If Stripe isn't configured on this server yet, you'll see an amber
"Stripe isn't configured" notice instead. That means the BakeBase admin
hasn't added the platform Stripe keys to the env — drop them an email
and they'll sort it.
Step 2 — Walk through Stripe's form
Stripe's onboarding asks the same things every time:
- Country (United Kingdom)
- Business type (Individual / Sole trader is fine for most home bakers)
- Personal details and address
- Industry — pick "Food and drink → Bakeries" or the closest match
- Bank details
- A photo of ID (passport or driving licence)
The whole thing usually takes 8–10 minutes. You're filling this in on
Stripe's site, not BakeBase's — it's encrypted, properly KYC-compliant,
and we never see any of it.
When you finish, Stripe redirects you back to BakeBase and you'll see a
green ✓ Connected on your Account page. Your Stripe account ID will be
shown (it starts with acct_…).
Step 3 — Test it works
Easiest test: create a fake order on yourself.
- Visit your public site → place a custom-cake enquiry (use a different
email address than your BakeBase login) - Go back to your BakeBase dashboard, find the enquiry, hit
Move to Quoted, set a small price (e.g. £10) - The customer (you) gets the quote email; click the deposit link
- Pay with Stripe test card
4242 4242 4242 4242(any future expiry, any CVC, any postcode) — this only works in test mode - Order auto-flips to
deposit_paidand you get the receipt email
If you're on Stripe live mode, that test card won't work — you'd need
to use a real card and refund yourself afterwards (Stripe takes a small
fee on real test transactions).
Step 4 — Know what fees you're paying
There are two layers of fees on every Stripe charge:
- Stripe's own processing fee — 1.5% + 20p for UK cards (lower for
European cards, higher for non-EEA). Stripe takes this directly. - The platform fee (BakeBase) — set per plan. Free plan can't use
Stripe Connect at all. Standard and Pro plans are typically 0% —
we'll tell you on your Account page exactly what your rate is.
Worked example: customer pays £30 deposit on a Standard plan.
- Stripe takes 1.5% + 20p = £0.65
- BakeBase takes £0
- You receive £29.35
The deposit lands in your Stripe balance immediately, and Stripe pays it
out to your bank on a rolling schedule (typically every 7 days for a new
account; faster once you've been around a while).
Common questions
Can I use Stripe in test mode while I'm setting up?
The Stripe Connect onboarding always uses live mode if the platform is
configured for live, and test mode if it's configured for test. If you
need to dry-run the whole flow on test cards, ask the BakeBase admin
which mode is currently active.
A customer paid by bank transfer, not Stripe
Use Mark Deposit Paid (or Mark Balance Paid) on the order. We record
it as paid for the audit trail, but no money moves through Stripe. You
should still see the bank deposit in your own account separately.
I need to refund a customer
Do it from your Stripe dashboard at dashboard.stripe.com, not from
BakeBase — Stripe is the source of truth for the actual money movement.

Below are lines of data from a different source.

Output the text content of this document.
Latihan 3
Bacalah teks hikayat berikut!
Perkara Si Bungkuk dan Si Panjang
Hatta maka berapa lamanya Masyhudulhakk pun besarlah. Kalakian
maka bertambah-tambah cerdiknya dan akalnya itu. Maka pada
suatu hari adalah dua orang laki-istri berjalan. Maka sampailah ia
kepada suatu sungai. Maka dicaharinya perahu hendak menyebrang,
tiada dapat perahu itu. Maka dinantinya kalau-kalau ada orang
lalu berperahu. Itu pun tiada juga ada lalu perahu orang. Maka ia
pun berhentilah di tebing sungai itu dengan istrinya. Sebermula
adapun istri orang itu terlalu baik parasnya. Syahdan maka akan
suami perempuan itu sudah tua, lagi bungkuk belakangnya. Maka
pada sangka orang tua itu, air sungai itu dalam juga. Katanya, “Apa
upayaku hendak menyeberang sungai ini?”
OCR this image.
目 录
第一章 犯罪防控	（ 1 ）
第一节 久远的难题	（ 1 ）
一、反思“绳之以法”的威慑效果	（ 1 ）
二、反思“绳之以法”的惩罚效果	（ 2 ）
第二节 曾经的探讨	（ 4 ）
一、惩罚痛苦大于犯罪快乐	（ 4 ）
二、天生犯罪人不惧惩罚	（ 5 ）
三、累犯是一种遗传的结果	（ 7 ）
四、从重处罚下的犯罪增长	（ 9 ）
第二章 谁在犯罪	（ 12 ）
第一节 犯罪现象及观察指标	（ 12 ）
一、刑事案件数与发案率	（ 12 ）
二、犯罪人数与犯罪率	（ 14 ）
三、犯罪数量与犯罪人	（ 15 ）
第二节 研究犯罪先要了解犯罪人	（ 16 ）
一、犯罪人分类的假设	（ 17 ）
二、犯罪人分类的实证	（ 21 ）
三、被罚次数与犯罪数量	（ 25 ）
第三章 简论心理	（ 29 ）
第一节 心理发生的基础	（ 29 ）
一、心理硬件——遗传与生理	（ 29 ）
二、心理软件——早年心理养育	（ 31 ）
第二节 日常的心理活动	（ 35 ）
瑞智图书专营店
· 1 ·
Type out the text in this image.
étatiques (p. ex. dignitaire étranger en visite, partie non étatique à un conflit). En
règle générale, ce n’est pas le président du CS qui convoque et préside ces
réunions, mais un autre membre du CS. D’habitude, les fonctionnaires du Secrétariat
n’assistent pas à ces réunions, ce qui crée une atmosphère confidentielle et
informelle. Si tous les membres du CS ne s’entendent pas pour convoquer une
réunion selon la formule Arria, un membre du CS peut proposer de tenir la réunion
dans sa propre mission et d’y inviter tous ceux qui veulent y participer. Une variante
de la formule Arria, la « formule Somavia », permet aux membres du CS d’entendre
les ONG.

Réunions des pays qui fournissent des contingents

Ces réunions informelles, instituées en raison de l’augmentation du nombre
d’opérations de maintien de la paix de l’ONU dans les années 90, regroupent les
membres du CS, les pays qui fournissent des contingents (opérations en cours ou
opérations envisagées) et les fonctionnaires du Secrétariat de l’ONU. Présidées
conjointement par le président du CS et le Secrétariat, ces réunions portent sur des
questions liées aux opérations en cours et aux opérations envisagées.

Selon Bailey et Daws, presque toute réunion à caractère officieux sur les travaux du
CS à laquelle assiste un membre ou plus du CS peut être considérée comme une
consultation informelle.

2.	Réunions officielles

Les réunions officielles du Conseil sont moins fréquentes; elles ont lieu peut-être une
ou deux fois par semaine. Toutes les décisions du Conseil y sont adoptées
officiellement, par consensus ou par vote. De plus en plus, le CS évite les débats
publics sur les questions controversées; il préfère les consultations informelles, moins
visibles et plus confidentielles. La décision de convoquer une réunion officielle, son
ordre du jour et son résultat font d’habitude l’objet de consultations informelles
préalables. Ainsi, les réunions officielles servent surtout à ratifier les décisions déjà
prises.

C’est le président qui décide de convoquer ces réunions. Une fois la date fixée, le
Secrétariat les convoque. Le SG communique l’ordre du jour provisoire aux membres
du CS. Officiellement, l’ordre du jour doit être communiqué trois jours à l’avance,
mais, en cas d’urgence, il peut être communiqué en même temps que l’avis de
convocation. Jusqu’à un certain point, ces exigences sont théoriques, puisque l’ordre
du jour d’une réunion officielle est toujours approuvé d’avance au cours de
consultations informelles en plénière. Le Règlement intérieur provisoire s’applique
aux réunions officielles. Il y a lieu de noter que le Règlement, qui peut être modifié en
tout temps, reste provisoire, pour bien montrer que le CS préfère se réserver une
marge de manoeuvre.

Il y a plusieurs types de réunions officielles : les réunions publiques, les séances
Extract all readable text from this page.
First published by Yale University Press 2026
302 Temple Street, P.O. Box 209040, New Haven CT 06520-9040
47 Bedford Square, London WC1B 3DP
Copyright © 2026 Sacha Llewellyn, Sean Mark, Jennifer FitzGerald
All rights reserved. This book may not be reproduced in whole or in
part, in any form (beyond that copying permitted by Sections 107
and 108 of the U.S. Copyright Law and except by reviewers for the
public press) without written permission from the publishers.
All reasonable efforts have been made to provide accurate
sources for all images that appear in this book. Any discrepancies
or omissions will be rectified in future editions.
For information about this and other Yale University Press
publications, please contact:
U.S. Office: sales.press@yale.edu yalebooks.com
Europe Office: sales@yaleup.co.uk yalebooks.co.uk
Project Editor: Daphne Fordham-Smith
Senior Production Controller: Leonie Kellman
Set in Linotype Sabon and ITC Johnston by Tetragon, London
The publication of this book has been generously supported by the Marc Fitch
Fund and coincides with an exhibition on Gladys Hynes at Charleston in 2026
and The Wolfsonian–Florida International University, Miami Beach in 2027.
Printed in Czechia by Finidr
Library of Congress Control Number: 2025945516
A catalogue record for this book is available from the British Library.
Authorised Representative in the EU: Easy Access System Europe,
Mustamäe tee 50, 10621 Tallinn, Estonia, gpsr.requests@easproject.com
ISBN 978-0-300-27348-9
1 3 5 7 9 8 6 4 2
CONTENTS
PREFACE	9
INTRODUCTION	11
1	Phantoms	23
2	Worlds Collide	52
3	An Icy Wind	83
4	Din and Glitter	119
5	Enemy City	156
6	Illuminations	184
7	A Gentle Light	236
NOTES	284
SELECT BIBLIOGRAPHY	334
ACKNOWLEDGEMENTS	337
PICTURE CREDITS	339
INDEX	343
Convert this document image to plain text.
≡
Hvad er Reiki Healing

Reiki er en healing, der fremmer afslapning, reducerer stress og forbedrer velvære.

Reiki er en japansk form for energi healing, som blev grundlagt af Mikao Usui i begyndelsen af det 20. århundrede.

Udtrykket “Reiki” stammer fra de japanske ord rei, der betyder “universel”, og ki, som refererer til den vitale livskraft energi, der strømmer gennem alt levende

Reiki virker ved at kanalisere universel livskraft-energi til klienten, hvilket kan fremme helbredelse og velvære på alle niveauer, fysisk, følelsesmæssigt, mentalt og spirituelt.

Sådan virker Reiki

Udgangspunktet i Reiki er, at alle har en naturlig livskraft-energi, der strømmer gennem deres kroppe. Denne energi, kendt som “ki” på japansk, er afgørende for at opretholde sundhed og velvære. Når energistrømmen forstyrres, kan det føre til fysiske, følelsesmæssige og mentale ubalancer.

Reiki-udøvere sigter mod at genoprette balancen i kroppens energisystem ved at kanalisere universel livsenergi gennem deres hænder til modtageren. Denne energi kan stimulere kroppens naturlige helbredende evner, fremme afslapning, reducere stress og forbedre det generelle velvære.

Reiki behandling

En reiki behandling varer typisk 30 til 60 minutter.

Then update the order in BakeBase (cancel it, or adjust the price down)
so your records match.
Can I disconnect Stripe?
Yes — Account → Stripe Payments → Disconnect. New customers won't be
able to pay you through BakeBase after that, but historic orders are
unaffected and your Stripe account itself stays open.
How does this affect my taxes?
Stripe sends you a year-end summary of what you've earned through the
platform — that goes into your Self Assessment. We don't withhold anything;
the full payment (less Stripe + platform fees) lands in your account, and
how you handle it tax-wise is between you and HMRC.
What if Stripe holds my money?
Stripe sometimes pauses payouts on new accounts while they review. They'll
email you with a clear explanation and what they need (usually a copy of
ID or proof of address). It's normal — usually clears within 2–3 working
days.
Why we picked Stripe Connect
Two alternatives we rejected:
- A platform Stripe account where we hold your money — too much
liability, slower payouts, less trust. - No payments — bakers handle bank transfer themselves — works for
some, but most customers want a "click here to pay" button.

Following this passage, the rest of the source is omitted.